Q. ごはんを完食していれば口の中は問題ありませんか?
必ずしもそうとは限りません。食べる量だけでなく、食べるスピード、フードをこぼす、片側だけで噛むなど、「食べ方」の変化にも注目しましょう。
Q. 犬や猫の歯磨きは必要ですか?
歯垢の蓄積を抑えるため、歯磨きは基本的なオーラルケアのひとつです。ただし、無理に行うのではなく、その子に合った方法で継続することが大切です。

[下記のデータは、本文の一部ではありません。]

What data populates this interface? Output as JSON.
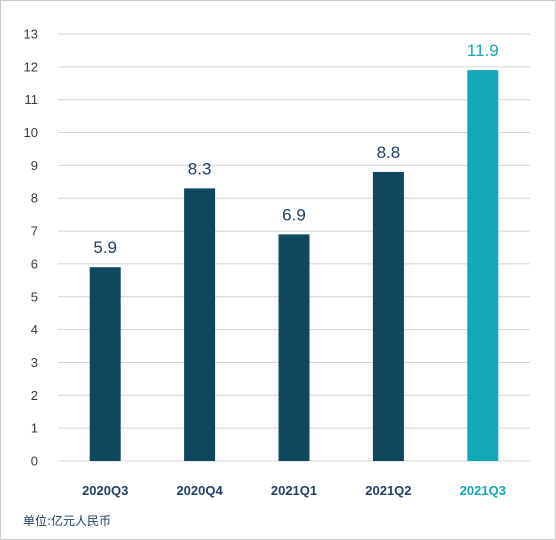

Q. どんな変化があったら動物病院へ行けばいいですか?
強い口臭が続く、歯ぐきが赤く腫れている、出血がある、よだれが増えた、食べづらそうにしている、食べ方が明らかに変わったなどの場合は、動物病院への相談をおすすめします。
参考情報
・American Animal Hospital Association(AAHA)「Your Pet’s Dental Care」
・AAHA「2019 AAHA Dental Care Guidelines for Dogs and Cats」
・普段のごはんと一緒によく噛んで食べることで、歯垢・口臭を軽減!
・粒を専用ミルにいれて2~3回擦りながら、ごはんにかけるだけで手間いらず。
・1日55円からはじめられる!
まとめ
- 口臭・歯・歯ぐきの「いつもの状態」を知っておく
- 食べる量だけでなく、食べ方の変化にも注目する
- よだれや口元を気にする仕草も、普段との違いを確認する
- 無理なく続けられる毎日のオーラルケアを取り入れる
口臭や食べ方の変化だけで病気を判断することはできません。「いつもの状態」を知っているからこそ、小さな変化に気づくことができます。